After terrorizing the NBA for 27 consecutive games, the Miami Heat came crashing back down to Earth last night in Chicago, as the severely short-handed Bulls put an end to their historic winning streak.

The Chicago Bulls were very physical with LeBron James when he attacked the hoop, and in his frustration, he earned himself a flagrant foul by driving a shoulder into Carlos Boozer’s chest.

LeBron James was not a happy man following the loss — LBJ ripped the Bulls in his comments to the media about the hard fouls they delivered.

Per the AP:

“I’m not sitting here crying about anything,” James said. “I play the game at a high level, I play with a lot of aggression, I understand that some of the plays are on the borderline of a basketball play or not. But sometimes, you know, I don’t know … it’s frustrating.” […] James often asks referees why he doesn’t get more calls, given that there often is some level of contact whenever he’s around the rim in particular. [Dwyane] Wade likened how James gets officiated to the way Shaquille O’Neal was, in that sometimes isn’t always better to be bigger and stronger than just about everyone else.

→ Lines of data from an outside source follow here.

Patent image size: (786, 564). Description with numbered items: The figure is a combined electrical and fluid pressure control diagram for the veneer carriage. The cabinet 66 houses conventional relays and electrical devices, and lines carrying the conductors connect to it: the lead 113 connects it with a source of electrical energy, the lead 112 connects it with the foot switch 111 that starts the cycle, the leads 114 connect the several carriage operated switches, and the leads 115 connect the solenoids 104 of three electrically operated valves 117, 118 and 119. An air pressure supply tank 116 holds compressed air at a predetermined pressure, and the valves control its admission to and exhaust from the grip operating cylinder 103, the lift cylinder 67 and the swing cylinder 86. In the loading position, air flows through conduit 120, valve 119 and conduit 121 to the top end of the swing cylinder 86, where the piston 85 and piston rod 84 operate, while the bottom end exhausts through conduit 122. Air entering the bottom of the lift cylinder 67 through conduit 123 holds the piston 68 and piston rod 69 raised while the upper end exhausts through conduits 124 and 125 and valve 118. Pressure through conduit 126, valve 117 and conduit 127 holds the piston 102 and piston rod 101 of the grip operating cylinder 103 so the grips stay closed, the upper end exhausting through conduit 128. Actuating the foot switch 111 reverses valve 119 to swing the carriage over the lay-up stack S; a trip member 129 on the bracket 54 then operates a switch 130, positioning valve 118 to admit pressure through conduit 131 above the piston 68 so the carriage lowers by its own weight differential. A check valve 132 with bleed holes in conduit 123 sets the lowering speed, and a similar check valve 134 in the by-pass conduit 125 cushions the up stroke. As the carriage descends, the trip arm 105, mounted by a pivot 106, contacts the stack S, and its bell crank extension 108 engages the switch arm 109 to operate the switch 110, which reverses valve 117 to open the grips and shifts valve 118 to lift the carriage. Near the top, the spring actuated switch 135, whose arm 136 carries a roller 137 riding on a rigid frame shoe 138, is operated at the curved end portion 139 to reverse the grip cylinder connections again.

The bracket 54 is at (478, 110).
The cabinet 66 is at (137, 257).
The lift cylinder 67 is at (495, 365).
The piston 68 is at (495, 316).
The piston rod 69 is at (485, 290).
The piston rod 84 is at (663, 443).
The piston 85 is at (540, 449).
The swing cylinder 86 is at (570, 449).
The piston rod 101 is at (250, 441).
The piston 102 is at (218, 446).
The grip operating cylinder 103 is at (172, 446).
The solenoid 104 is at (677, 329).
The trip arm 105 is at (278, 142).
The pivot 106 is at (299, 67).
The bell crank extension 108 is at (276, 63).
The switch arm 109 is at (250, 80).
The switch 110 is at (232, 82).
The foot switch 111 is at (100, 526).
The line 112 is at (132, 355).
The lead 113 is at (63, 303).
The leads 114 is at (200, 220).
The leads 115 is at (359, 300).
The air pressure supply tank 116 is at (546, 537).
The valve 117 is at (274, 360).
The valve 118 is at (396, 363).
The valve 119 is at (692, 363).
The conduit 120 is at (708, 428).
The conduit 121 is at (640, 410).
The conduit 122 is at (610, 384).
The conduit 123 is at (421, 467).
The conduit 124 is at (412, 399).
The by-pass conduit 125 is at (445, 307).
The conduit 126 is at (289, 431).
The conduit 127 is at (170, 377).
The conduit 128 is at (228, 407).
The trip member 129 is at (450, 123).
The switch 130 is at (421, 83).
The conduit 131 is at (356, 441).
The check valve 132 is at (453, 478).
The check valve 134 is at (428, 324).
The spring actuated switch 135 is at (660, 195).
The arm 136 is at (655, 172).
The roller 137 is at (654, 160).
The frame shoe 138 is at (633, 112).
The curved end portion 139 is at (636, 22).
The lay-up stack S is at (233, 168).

James’ comments will likely be at least reviewed by the league, which could also issue a fine for complaints about officiating. “I believe, and I know, that a lot of my fouls are not basketball plays,” James said. “First of all, Kirk Hinrich in the first quarter basically grabbed me with two hands and brought me to the ground. And the last one, Taj Gibson was able to collar me around my shoulder and bring me to the ground. Those are not basketball plays. And it’s been happening all year. I’ve been able to keep my cool and try to tell Spo, ‘Let’s not worry about it too much,’ but it is getting to me a little bit.”

The Miami Heat posted the second-longest winning streak in NBA history, falling just six games shy of matching the 33-game run set by the 1971-72 Los Angeles Lakers. They now turn their attention to a considerably more important streak.

In their quest for a second straight title, LeBron and company can expect many more hard fouls from opponents.